One of the nice features of IDSS, on in Brisbane in November, is that many of the talks provide up-to-date views on the new trends relevant to Schemes. Two of those issues are fraud and behavioural economics, which will both be well-represented at the conference.
Fraud and exaggerated claims
Fraud and exaggerated claims represent a significant risk to the sustainability of injury schemes, including compulsory third party (CTP) insurance, across Australia. Sue Freeman, Raj Kanhai and Geoff Atkins will be presenting on models of fraud, drawing on both local and international examples. They will also highlight particular risks for Australia, which has a relatively fragmented CTP system.
Jadon Fox will be presenting on the Injury and Disability Schemes Fraud Control Survey. The survey is an attempt to establish the extent of fraud across schemes, and how these costs can be reduced by applying fraud control and analytics.
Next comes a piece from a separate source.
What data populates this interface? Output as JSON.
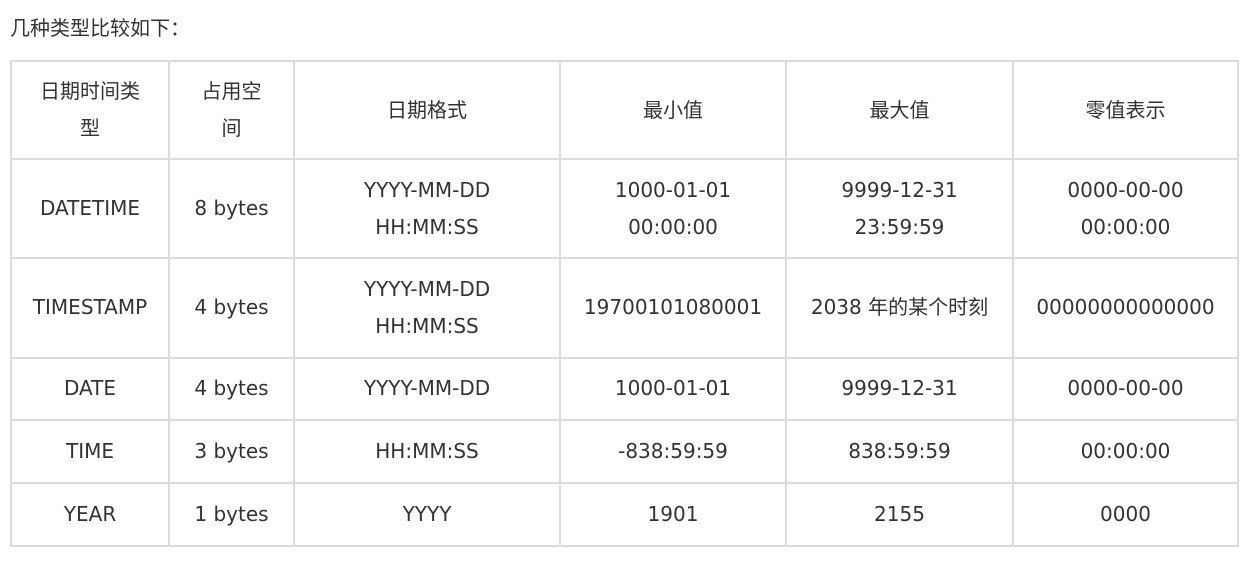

The survey also reveals differences in current practice for different types of schemes, and the opportunities offered by big data to identify, prevent and deter claim fraud.
Nudging better behaviour
A second trending topic is behavioural economics, which formalises the study of human behaviour and encourages better choices through ‘nudges’. These ideas have been used by governments and corporates in a wide variety of ways to improve results ranging from tax collections to water usage, and it is no surprise that there are interesting applications for injury and disability schemes too.
Katherine Gobbi, Alex Gyani and Kate Hunter will be talking about the results for behavioural economic strategies undertaken by EML and the NSW Government’s Behavioural Insights Unit. Their trials focused on understanding psychological need and providing more tailored support to clients. While there were challenges, the program has delivered significant return to work outcomes.
Basem Morris and Kranthi Nekkalapu will also be presenting on behavioural economics, =showing how it has applications to both return-to-work outcomes and fraud reduction. Their presentation will introduce behavioural economics concepts and provide examples of how these have been applied effectively.